Now Sellers and Snow come together to compete against the best GT field in this half of the world. Paul Miller Racing’s M4 GT3 is the only BMW in the class. It battles two new factory-backed Corvette Z06.Rs built and run by longtime Corvette Racing factory partner Pratt Miller, two new factory-backed Mustangs built and run by Porsche 963 chassis partner Multimatic, and an Aston Martin from the same Heart or Racing program that plans to bring the Valkyrie to Le Mans next year. Paul Miller Races does all that with the same drivers and resources it brought to the pro-am GTD class last year. As Sellers notes, that level of competition means the team has to do more than last year’s top season.

“The only thing we know for sure is that what we did last year is not going to be good enough. The difficult thing about what we’re stepping into now is that you’re definitely underutilized, you already have fewer tools than anything anyone could can do.” otherwise yes. Lexus has a simulator, drivers spend time in the simulator every week before the race. Corvette has a simulator, Ford has a simulator, Heart of Racing built a simulator. Now you’ve named four or five of your biggest competitors who have a tool that you don’t have. Based on things like that alone, we need to find more in ourselves. Otherwise we are already behind.”

That progress is how this is all supposed to work. Paul Miller, Madison Snow and Bryan Sellers have been doing this at a high level for a long time, so the trio takes it up a level and goes for everything. Sellers think this is a process that others can repeat:

“I would say hopefully, hopefully what this does is kind of a ladder in place to show that this is the goal. It’s the goal to start here, go here and go beyond. I hope IMSA and others embrace it.”

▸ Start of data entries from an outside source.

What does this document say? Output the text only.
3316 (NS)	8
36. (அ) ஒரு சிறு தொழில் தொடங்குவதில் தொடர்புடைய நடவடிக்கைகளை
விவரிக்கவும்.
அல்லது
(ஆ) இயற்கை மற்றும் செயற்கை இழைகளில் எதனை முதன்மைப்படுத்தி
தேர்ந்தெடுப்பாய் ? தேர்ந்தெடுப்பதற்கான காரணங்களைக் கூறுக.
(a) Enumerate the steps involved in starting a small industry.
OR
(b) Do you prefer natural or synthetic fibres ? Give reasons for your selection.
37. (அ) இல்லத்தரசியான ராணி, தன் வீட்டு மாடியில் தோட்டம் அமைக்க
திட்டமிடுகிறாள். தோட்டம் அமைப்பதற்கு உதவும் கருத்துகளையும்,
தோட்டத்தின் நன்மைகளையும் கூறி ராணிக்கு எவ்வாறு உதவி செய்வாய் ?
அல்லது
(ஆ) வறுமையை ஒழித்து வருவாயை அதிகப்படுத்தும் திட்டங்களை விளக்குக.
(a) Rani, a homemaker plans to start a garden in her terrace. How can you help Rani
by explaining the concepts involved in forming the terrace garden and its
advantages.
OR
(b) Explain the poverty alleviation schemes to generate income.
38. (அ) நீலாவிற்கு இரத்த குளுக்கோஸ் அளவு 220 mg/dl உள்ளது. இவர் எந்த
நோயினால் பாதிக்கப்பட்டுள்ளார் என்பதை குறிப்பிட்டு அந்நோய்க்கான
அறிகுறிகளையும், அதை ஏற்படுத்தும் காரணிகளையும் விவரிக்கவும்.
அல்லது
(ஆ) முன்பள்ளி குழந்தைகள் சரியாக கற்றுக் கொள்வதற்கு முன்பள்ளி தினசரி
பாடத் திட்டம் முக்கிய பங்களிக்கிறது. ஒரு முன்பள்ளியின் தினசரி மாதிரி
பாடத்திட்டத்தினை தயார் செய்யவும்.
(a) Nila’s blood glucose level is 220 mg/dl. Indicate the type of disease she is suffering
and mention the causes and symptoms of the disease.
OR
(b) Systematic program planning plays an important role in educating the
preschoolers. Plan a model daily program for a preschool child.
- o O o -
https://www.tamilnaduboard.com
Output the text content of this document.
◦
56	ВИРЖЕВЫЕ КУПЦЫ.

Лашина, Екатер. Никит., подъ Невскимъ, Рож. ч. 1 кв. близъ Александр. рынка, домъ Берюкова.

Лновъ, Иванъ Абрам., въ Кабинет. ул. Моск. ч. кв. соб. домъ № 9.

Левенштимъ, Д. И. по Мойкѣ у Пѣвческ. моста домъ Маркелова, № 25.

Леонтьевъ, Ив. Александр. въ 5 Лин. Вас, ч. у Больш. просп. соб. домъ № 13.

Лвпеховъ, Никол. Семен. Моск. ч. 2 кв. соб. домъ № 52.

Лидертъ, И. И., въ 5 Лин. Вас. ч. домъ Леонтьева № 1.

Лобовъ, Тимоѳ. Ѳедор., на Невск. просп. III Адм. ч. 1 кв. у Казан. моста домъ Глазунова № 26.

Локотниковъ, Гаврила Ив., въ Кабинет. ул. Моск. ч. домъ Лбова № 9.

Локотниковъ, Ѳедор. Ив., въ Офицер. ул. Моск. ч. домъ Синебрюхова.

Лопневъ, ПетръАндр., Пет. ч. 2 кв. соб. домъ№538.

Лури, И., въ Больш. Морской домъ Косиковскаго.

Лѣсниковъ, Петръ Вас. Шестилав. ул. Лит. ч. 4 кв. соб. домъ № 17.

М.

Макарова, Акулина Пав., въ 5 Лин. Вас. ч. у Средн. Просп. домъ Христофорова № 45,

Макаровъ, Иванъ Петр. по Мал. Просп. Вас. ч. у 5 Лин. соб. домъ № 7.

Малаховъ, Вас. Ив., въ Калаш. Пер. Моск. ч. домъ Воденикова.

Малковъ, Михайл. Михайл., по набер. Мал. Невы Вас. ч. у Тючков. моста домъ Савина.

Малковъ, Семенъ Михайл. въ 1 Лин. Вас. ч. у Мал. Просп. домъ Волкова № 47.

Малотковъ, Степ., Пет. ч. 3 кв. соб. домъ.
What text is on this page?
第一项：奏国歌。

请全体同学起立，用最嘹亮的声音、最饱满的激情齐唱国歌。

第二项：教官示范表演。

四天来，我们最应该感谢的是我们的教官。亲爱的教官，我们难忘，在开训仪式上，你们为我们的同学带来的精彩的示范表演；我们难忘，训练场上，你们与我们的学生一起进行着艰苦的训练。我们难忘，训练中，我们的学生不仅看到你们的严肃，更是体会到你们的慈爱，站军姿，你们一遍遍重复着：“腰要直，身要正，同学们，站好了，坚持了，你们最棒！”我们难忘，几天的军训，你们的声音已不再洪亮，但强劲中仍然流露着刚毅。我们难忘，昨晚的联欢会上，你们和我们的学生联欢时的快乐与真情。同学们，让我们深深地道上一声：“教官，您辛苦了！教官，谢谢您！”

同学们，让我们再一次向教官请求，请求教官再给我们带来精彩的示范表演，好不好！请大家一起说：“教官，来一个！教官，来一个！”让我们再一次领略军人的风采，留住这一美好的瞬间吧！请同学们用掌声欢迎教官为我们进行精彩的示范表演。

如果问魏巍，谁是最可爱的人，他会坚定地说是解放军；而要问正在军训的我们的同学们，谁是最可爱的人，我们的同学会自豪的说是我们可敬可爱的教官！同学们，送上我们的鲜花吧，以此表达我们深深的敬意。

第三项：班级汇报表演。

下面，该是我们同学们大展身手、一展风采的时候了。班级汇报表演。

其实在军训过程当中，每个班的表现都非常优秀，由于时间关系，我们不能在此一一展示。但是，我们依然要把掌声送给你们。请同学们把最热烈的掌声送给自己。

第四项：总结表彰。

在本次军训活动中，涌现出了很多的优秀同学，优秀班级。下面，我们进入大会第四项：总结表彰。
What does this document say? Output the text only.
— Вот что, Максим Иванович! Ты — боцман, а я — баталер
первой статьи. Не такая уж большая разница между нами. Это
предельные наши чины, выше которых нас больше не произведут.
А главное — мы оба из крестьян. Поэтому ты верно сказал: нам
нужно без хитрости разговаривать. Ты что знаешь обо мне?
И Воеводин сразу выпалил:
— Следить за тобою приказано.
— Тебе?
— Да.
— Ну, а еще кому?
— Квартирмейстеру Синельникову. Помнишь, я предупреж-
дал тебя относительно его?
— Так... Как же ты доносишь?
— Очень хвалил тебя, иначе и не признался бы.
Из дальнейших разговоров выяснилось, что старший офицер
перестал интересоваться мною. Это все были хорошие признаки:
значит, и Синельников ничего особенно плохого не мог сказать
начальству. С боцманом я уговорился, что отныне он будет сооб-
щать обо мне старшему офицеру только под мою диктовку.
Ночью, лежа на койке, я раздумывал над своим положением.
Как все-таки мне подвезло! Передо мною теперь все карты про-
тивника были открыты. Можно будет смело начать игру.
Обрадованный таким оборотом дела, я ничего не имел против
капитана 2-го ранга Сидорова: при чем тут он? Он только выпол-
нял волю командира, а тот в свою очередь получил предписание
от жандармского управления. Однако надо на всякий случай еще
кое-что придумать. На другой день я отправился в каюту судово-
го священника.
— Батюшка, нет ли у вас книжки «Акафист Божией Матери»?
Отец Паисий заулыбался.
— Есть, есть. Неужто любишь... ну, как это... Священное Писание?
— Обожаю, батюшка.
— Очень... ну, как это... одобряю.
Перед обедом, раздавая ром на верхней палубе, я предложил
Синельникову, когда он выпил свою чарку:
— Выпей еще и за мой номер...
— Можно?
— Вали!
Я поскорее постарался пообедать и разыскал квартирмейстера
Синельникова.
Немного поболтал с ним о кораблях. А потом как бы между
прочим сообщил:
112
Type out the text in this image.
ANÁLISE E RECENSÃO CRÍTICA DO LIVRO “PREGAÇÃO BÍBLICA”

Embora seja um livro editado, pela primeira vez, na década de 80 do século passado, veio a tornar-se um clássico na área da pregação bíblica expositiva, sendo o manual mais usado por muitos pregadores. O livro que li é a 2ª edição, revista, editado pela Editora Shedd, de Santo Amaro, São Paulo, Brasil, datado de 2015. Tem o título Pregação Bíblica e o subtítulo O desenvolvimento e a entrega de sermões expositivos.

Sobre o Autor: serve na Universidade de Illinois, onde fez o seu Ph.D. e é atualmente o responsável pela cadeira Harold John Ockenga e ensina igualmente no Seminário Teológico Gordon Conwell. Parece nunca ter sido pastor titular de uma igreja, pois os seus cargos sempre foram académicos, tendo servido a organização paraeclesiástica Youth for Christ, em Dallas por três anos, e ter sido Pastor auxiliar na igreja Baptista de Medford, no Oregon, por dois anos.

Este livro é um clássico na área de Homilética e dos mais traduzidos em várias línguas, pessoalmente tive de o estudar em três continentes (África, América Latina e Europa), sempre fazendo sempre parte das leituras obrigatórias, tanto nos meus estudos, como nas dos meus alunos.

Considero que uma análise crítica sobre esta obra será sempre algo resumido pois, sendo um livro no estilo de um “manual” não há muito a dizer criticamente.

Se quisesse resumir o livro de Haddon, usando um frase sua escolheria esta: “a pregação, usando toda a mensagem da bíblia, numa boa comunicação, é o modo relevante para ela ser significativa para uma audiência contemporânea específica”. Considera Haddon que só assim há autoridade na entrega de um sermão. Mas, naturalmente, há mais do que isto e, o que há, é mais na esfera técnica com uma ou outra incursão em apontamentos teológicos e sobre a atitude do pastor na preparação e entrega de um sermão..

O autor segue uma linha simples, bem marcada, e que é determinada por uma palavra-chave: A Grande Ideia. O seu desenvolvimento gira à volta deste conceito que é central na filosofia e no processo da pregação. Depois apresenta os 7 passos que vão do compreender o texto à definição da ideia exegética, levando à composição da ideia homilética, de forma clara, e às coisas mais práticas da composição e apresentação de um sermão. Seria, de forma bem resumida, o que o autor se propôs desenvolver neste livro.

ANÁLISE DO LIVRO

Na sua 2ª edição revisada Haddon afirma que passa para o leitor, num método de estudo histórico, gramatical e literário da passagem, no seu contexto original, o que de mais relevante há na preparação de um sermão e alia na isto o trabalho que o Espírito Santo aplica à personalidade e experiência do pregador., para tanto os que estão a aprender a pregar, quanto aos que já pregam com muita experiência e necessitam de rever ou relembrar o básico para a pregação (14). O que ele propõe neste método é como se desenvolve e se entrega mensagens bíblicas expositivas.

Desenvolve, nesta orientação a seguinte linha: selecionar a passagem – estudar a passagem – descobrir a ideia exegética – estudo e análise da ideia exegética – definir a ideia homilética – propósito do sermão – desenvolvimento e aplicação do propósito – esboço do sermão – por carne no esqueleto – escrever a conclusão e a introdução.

1 Paul Miller Racing, BMW M4 GT3, GTD Pro Bryan Sellers, Madison Snow, Neil Verhagen1 Paul Miller Racing, BMW M4 GT3, GTD Pro Bryan Sellers, Madison Snow, Neil Verhagen

Jake Galstad

Paul Miller Racing has finished third and fourth in the first two IMSA GTD Pro races. That’s good enough for second place in the twelve-car championship. Secondly, there is a triumph, but not the triumph that PMR is looking for this year. Everyone involved in the program wants to win in GTD Pro, to win against the best that American GT racing has to offer. Sellers are patiently waiting for that day, and he already knows what he’s looking forward to when that day comes:

“I think we are all in this for each other here. For me, one of the best things about winning a race and being the closing guy is when you’re done and the weekend is over and you get to see the pictures from the race. boys on the wall with their hands up. It’s the most beautiful moment. It’s bigger than the trophy. It’s bigger than the stage. It’s bigger than crossing the start-finish line. That’s what I love.’